Even if you use printk_wq with WQ_MEM_RECLAIM for printing_work work item,
printing_work_func() will not be called until current work item calls
schedule_timeout_*(). That will be an undesirable random delay. If you use
a dedicated kernel thread rather than a dedicated workqueue with WQ_MEM_RECLAIM,
we can avoid this random delay.

> > > +static void printing_work_func(struct work_struct *work)
> > > +{
> > > +	console_lock();
> > > +	console_unlock();
> > > +}
> > 
> > Is this safe?
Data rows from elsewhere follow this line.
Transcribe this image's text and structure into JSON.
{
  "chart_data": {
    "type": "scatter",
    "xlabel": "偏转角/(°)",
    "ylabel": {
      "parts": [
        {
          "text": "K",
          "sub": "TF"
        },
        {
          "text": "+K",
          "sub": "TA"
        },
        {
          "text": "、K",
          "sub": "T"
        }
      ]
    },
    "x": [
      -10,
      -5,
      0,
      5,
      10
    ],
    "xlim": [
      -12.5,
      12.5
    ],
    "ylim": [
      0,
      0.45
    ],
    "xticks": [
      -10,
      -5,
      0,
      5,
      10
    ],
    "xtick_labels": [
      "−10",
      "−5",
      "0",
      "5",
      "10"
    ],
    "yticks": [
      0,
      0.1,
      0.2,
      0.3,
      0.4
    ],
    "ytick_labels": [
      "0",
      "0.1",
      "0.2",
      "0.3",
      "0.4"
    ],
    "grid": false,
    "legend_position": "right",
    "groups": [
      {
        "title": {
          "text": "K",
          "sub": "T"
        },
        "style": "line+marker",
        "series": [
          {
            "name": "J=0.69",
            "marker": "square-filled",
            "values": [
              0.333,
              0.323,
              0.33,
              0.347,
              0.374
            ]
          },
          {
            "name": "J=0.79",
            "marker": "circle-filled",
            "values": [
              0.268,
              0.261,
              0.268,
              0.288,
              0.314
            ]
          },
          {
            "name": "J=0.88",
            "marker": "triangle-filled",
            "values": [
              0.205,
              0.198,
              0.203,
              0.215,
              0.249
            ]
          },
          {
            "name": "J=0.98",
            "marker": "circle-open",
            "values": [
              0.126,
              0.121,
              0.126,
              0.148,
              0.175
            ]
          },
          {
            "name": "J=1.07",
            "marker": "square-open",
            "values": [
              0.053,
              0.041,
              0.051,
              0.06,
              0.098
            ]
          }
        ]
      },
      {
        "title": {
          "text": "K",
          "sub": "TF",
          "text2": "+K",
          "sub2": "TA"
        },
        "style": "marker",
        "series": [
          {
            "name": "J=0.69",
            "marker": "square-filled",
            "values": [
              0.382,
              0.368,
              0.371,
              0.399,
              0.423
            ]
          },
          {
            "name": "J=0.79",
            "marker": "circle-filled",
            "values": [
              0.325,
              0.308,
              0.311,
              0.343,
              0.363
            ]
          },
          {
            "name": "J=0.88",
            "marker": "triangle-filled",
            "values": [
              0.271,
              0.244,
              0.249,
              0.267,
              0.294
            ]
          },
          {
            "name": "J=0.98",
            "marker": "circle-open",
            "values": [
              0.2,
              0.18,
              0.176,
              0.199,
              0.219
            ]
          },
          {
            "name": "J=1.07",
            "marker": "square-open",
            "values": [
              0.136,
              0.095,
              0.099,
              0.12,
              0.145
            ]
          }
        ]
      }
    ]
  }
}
If somebody invokes the OOM killer between console_lock()
> > and console_unlock(), won't this cause OOM killer messages not printed?
> 
> if you mean something like
> 
> 	console_lock();
> 	for (...) {
> 		do_foo() {
> 			...
> 				pr_err(" ... foo message ...\n");
> 			...
> 		}
> 	}
> 	console_unlock();
> 
> then yes, nothing will be printed until that process executes console_unlock(),
> because it's console_unlock() that pushes the messages to console drivers.

Yes, I meant a sequence like

  console_lock();
  ptr = kmalloc(GFP_KERNEL);
  kfree(ptr);
  console_unlock();

and kmalloc() prints OOM killer messages rather than failing that allocation.
Are we sure that there is no such usage?